July 29, 2020
Loblaw Companies Limited
Express lane: Survey results underscore strong positioning and outlook. Raising PT to $105
Our view: Results of our first What Matters in Grocery survey underscore Loblaw’s strong relative positioning across key attributes and leading position in eGrocery, favourable long-term outlook. We raise our price target by $15 to $105 on warranted multiple re-rating.
Key points:
All the right stuff, where it matters
Results of our first What Matters in Grocery survey reveal that Loblaw is positioned extremely well in key attributes that influence consumer choice of both online and bricks & mortar grocer. This morning, in our Fusion note “E-grocery moves into the Express lane”, we published the results of a survey conducted in mid-June in which we asked >1,000 Canadian grocery shoppers about what matters to them: Where they shop and how they shop both online and in-store, what they buy where online, loyalty program membership, where they find the promotions they want, etc. The results point to clear market leadership for Loblaw across virtually all metrics, including online.
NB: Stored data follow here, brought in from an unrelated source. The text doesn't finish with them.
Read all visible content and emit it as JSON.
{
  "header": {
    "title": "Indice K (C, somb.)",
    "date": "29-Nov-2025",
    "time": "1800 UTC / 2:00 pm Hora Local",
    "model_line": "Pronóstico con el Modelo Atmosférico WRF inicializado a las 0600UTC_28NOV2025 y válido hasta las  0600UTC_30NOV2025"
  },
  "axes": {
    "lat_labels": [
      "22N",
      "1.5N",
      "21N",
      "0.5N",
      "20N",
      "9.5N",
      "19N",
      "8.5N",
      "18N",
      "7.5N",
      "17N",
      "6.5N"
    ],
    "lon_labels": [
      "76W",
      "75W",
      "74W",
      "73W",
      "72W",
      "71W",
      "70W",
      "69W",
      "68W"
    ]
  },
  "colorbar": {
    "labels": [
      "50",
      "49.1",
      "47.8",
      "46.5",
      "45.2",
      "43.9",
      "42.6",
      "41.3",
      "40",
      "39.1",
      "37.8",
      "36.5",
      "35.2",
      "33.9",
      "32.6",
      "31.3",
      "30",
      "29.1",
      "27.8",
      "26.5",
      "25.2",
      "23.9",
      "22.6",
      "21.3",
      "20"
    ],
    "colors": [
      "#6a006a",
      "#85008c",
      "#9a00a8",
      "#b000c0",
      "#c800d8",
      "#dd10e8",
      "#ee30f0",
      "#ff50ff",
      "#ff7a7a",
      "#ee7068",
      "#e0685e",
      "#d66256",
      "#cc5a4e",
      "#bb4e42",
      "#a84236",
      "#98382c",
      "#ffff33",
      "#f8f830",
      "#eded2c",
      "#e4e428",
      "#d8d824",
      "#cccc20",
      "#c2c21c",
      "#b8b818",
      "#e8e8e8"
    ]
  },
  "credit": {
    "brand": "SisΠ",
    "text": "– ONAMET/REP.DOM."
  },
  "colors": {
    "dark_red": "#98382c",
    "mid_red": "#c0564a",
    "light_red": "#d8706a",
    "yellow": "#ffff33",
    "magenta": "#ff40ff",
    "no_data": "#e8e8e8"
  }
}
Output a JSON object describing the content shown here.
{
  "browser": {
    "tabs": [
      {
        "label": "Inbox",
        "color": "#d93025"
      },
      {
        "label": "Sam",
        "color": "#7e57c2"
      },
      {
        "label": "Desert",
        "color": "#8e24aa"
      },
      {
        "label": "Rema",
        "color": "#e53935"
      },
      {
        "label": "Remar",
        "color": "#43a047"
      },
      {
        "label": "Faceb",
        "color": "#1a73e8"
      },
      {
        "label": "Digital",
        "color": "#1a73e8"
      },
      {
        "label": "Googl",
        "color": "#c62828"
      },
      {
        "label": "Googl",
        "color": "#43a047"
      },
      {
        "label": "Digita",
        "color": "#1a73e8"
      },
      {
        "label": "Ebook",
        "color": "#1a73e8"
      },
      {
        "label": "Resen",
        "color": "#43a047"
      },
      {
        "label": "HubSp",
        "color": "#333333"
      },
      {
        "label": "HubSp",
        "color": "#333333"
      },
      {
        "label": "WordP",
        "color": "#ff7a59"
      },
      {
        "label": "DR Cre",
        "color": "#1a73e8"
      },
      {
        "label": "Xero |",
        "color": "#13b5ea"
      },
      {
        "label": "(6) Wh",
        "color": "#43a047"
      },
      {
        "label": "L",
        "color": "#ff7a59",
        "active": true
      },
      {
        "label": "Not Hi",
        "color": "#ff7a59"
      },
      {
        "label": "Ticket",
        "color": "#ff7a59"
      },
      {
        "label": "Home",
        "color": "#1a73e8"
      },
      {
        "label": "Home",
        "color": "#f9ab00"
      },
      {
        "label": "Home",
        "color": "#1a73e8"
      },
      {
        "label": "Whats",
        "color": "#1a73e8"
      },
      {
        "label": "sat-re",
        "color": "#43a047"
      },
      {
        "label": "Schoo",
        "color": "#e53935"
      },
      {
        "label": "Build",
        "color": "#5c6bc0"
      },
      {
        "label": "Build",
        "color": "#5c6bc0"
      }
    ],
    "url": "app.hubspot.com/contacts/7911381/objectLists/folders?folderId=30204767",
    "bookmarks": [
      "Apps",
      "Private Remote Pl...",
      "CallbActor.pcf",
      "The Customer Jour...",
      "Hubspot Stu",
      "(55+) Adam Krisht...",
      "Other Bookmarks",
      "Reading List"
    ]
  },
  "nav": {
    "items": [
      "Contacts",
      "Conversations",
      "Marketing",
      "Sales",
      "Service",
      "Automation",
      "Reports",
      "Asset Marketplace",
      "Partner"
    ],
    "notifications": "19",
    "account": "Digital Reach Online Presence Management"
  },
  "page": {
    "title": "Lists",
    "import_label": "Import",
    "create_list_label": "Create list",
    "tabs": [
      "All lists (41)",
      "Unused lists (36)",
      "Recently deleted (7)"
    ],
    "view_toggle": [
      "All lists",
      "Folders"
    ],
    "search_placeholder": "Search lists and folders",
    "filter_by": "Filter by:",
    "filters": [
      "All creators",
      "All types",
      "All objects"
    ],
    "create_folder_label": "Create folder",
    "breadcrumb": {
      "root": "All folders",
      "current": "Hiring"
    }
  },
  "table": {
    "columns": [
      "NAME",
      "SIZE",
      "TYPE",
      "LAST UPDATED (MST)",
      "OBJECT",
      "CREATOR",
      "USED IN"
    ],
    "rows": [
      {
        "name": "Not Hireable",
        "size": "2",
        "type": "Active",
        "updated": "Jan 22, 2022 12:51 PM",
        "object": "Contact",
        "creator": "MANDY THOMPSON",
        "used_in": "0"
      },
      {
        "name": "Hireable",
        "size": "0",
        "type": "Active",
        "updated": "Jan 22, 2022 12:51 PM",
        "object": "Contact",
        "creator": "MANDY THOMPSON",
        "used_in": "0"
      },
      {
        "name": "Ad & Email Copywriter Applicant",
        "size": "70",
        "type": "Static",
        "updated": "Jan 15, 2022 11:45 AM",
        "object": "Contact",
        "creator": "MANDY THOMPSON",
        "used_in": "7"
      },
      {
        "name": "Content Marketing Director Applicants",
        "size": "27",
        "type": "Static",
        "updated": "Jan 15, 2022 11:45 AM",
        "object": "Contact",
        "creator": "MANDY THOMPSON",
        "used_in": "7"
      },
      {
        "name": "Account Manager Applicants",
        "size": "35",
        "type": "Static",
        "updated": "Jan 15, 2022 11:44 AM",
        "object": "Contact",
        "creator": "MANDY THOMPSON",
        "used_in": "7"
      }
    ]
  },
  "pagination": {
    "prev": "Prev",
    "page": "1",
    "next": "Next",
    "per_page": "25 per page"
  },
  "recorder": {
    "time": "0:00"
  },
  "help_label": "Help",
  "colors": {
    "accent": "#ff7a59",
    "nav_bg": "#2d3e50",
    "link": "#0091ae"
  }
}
2025 pole position: PT to $105 on target multiple re-rating
Shifting competitive dynamics and foundational investments put Loblaw in pole position looking ahead to 2025. Whereas the expansion of Walmart and Costco and the ensuing tonnage shift during the 2006–16 period was a significant headwind to all traditional grocers, accelerating penetration of eGrocery presents an opportunity for all incumbents to grab share of volume transitioning online.
Against this backdrop, proactive investment in innovation capital was, and remains, of paramount importance to rising above the pack. The foresightedness of Loblaw’s strategic investment areas—Everyday Digital Retail, Payments & Rewards and, over the medium term, Connected Healthcare—is already proving to be key in its ability to increase share of basket. Over the short term, Loblaw has already accelerated online presence, with penetration estimated in high-single digits during the pandemic. Over the medium term, proactive work on digitization of health care in Canada should enable the company to take leadership as the situation evolves. In our view, as the company pulls away from the competitive set in terms of offering and how it goes to market, investors should increasingly differentiate between Loblaw and the rest of the field.
Survey results provide even more justification for a re-rating; raising target multiple from 9x to 10x. We have long argued that Loblaw’s relative earnings, returns, and FCF conversion justified a narrowing of the valuation gap to peers. Findings and insights from our survey, in our view, add critical points of differentiation, bolstering our argument that the current trading multiple (<8x NTM EBITDA) fails to properly capture the L’s competitive positioning and structural advantages/capabilities.